Pereira Francisca M, Marques Cristina, Boncoraglio Teresa, Esteves Joana, Silva Marinha, Braga Joana, Ribeiro Márcia
Internal Medicine Department, Hospital Santa Maria Maior, Barcelos, Portugal.
Eur J Case Rep Intern Med. 2021 Jan 7;8(1):002194. doi: 10.12890/2021_002194. eCollection 2021.
A 57-year-old woman with Crohn's disease (ulcerative proctitis) treated with mesalazine (5-ASA) developed worsening respiratory distress and cough. The lack of response to antibiotics and the results of bronchoalveolar lavage led to the diagnosis of mesalazine-related hypersensitivity pneumonitis, an infrequent entity. Symptoms improved after discontinuation of mesalazine and the administration of corticosteroid therapy. The authors discuss the diagnosis and management of this rare condition.
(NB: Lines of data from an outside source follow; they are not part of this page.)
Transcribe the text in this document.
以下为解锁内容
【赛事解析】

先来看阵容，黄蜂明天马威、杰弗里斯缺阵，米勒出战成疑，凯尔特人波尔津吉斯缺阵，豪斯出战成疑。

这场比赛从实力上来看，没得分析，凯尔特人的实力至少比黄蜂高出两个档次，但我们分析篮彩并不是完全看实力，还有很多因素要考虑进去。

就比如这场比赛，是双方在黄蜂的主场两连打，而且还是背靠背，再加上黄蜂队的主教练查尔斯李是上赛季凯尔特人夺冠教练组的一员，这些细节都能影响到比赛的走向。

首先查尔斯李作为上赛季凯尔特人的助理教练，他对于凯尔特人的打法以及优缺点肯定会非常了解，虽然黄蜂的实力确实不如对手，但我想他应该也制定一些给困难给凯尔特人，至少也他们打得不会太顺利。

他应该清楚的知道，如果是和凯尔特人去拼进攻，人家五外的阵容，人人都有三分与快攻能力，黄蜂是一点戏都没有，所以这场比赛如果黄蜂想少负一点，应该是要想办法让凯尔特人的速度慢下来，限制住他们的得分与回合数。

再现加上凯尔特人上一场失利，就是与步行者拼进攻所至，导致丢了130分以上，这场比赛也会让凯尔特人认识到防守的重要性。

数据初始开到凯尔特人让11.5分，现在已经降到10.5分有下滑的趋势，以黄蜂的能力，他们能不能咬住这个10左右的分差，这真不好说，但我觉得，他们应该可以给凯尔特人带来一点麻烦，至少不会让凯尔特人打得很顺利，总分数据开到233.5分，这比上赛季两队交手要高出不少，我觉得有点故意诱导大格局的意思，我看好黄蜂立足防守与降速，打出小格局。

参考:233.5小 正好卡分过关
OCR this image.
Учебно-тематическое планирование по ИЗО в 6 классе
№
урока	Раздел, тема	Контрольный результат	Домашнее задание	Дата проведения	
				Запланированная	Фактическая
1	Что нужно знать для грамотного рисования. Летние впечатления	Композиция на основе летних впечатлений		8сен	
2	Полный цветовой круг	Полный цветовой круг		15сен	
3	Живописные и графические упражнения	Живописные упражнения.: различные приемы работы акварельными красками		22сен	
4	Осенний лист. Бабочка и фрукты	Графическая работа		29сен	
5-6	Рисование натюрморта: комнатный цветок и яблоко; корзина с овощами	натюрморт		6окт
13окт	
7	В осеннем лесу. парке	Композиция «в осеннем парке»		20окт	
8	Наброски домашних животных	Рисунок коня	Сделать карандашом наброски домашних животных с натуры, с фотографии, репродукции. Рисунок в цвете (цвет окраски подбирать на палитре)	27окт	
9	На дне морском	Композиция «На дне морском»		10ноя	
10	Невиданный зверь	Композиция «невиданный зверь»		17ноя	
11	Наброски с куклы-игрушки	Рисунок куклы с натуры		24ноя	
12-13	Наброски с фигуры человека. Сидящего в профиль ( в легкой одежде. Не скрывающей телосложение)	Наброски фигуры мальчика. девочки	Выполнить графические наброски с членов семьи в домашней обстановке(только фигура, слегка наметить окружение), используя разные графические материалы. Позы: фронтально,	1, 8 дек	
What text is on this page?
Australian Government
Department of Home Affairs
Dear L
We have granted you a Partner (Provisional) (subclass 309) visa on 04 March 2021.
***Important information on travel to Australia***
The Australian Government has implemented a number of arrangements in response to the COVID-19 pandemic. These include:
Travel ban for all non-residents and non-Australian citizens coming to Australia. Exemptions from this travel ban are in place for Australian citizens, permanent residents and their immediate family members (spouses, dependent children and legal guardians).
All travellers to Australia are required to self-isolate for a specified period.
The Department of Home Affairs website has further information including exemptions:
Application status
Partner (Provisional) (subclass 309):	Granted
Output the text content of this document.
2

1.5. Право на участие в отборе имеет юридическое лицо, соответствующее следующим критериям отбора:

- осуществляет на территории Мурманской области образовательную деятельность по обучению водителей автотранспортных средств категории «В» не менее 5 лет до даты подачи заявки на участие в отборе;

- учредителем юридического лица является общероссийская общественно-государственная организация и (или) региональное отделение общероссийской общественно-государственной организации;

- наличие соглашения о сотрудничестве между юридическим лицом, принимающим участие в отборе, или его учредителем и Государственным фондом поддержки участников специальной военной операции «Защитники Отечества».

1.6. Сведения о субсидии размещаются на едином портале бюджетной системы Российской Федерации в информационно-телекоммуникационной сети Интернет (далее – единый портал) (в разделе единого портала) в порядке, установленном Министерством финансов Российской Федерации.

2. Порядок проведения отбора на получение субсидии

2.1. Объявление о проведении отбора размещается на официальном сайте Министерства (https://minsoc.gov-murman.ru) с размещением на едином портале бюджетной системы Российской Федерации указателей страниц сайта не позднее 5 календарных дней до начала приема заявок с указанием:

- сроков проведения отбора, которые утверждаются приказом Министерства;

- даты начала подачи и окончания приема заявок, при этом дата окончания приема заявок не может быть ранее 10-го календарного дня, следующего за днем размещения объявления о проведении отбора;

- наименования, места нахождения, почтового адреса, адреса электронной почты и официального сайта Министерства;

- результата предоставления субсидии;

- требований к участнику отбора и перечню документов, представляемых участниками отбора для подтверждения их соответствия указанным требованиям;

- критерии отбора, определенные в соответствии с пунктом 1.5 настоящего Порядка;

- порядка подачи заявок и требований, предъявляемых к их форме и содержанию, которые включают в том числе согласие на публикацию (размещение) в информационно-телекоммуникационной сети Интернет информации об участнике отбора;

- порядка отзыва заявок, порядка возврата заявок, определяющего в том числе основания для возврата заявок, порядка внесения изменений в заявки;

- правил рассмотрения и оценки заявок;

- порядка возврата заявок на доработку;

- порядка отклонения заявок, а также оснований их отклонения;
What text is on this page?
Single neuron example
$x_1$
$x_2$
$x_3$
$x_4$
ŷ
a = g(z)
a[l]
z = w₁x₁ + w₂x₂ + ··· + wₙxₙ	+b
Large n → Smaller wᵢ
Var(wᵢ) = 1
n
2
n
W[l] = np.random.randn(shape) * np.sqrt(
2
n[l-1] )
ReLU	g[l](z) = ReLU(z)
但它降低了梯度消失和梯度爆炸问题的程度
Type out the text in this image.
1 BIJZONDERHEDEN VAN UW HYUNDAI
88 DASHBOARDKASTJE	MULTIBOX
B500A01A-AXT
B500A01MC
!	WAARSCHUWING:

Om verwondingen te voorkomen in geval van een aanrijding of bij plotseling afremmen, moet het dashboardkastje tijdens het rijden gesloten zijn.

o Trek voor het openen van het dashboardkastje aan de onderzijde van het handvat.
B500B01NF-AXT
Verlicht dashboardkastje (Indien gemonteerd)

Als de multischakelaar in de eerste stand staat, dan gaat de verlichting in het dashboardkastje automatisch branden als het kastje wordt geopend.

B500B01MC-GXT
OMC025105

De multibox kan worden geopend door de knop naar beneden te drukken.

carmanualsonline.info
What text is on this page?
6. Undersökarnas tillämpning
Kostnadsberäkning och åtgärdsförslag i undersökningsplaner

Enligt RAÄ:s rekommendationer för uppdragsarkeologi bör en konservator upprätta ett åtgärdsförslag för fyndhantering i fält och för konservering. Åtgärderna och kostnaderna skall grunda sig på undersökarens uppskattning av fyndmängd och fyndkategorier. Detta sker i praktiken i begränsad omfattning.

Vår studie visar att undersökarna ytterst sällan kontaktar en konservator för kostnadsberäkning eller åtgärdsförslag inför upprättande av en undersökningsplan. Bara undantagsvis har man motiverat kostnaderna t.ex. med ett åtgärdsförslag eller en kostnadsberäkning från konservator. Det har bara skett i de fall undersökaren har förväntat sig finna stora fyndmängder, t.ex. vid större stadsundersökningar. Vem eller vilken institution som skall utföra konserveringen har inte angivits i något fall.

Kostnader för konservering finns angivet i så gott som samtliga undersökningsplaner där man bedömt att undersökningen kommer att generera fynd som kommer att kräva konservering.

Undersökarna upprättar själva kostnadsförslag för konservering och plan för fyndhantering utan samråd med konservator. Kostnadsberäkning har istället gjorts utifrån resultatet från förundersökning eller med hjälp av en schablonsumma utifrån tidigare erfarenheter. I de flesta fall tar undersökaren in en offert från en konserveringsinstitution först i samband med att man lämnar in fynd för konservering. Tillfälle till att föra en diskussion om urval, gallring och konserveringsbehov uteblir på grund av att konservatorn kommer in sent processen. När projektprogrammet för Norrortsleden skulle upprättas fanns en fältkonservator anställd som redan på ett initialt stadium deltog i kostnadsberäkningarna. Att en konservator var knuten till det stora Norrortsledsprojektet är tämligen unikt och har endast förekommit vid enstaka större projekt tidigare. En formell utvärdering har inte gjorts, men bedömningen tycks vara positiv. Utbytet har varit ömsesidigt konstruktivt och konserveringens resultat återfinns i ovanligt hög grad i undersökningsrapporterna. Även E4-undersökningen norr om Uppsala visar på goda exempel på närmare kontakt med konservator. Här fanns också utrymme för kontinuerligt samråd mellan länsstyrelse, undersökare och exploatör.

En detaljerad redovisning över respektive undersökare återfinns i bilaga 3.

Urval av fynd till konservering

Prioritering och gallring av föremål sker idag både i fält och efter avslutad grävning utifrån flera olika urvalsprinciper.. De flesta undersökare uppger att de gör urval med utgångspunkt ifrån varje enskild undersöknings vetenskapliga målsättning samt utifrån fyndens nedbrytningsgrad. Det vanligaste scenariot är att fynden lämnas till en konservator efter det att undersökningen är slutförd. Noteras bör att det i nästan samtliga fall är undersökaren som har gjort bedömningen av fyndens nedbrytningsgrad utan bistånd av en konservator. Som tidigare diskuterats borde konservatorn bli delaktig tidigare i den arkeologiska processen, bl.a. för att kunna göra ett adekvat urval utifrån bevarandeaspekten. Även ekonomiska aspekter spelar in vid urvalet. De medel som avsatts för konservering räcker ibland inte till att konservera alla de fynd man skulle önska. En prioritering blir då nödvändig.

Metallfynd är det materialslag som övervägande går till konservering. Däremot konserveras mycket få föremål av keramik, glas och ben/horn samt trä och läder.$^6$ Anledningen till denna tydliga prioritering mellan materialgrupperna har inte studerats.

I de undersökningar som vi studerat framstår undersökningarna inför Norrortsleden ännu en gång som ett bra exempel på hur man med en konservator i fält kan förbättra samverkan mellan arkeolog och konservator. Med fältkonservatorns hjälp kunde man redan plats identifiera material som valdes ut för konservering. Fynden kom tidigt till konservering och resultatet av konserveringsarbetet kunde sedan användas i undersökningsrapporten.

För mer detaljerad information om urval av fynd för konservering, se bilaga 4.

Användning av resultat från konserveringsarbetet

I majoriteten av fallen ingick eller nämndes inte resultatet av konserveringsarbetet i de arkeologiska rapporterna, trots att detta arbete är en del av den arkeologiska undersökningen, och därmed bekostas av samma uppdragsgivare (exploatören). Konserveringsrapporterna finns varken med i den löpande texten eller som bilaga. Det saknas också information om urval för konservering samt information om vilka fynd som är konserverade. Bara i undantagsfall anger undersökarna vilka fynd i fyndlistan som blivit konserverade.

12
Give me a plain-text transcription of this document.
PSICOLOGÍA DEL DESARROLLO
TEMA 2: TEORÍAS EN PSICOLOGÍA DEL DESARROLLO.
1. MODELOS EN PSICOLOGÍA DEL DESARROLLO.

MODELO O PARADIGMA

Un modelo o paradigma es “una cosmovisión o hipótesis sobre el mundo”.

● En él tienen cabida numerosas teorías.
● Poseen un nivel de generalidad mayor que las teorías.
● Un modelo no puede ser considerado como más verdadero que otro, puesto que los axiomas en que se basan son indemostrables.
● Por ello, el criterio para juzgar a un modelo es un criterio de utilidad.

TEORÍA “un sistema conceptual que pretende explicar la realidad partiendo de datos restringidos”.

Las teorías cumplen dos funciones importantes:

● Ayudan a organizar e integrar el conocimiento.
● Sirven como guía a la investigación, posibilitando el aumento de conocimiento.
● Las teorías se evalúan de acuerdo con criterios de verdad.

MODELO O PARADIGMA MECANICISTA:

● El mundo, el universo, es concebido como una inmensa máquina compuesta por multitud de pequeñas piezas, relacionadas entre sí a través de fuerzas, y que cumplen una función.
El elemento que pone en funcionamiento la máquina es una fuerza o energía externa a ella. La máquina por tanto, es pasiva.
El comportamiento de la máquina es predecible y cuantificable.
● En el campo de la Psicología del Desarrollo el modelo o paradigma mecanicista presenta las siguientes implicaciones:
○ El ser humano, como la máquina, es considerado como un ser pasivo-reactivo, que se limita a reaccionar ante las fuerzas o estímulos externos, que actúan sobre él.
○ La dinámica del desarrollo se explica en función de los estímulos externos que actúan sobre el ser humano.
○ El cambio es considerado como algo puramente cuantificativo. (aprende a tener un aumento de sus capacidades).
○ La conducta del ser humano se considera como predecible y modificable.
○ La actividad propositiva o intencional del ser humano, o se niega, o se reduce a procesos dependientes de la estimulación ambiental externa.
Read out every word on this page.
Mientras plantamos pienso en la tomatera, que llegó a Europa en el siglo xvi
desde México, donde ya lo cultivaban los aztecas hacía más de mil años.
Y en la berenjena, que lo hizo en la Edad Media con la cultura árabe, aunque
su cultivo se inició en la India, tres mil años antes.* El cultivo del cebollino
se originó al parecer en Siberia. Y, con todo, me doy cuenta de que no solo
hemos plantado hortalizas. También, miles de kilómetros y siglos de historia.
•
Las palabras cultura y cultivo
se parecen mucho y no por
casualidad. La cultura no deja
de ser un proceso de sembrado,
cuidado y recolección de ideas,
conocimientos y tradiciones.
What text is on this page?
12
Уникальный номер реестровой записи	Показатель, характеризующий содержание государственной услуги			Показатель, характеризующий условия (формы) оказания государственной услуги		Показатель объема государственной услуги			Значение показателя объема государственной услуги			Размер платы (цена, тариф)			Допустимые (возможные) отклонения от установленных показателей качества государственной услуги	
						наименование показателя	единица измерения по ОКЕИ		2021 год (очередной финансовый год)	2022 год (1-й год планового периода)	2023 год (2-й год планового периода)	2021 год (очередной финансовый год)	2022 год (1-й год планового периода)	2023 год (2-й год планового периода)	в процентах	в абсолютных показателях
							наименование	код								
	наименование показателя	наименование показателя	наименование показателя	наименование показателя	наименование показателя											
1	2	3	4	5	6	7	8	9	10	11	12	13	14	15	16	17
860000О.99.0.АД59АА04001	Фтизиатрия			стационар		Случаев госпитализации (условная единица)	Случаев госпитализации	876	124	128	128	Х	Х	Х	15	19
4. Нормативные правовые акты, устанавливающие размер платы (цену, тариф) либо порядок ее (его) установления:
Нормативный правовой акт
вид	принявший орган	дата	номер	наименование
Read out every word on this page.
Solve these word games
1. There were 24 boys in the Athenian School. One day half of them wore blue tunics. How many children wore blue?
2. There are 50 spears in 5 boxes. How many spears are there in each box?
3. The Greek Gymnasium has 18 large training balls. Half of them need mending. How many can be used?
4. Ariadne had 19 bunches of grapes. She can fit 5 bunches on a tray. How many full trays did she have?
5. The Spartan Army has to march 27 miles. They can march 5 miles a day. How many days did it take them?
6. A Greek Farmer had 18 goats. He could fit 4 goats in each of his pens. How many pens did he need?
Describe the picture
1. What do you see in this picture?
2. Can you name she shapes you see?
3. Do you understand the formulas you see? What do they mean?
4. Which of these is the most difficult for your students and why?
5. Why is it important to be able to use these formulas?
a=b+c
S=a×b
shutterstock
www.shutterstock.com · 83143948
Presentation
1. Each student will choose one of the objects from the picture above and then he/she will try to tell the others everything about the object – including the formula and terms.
A diagnosis of mesalazine-related hypersensitivity pneumonitis should be considered when unexplained respiratory symptoms develop during treatment with mesalazine.It is important to distinguish pulmonary manifestations in patients with inflammatory bowel disease secondary to drug-related toxicity from the disease process itself.Amelioration of symptoms and improvement in imaging and lung function seem to occur only upon abrupt discontinuation of the drug; severe symptoms such as respiratory failure may justify corticosteroid therapy.
一名57岁患有克罗恩病(溃疡性直肠炎)的女性,使用美沙拉嗪(5-氨基水杨酸)治疗后出现呼吸窘迫和咳嗽加重。对抗生素无反应以及支气管肺泡灌洗结果导致诊断为美沙拉嗪相关的过敏性肺炎,这是一种罕见的病症。停用美沙拉嗪并给予皮质类固醇治疗后症状改善。作者讨论了这种罕见病症的诊断和管理。
在用美沙拉嗪治疗期间出现无法解释的呼吸道症状时,应考虑美沙拉嗪相关的过敏性肺炎的诊断。区分炎症性肠病患者继发于药物相关毒性的肺部表现与疾病本身的过程很重要。症状的改善以及影像学和肺功能的改善似乎仅在突然停药后才会出现;严重症状如呼吸衰竭可能需要皮质类固醇治疗。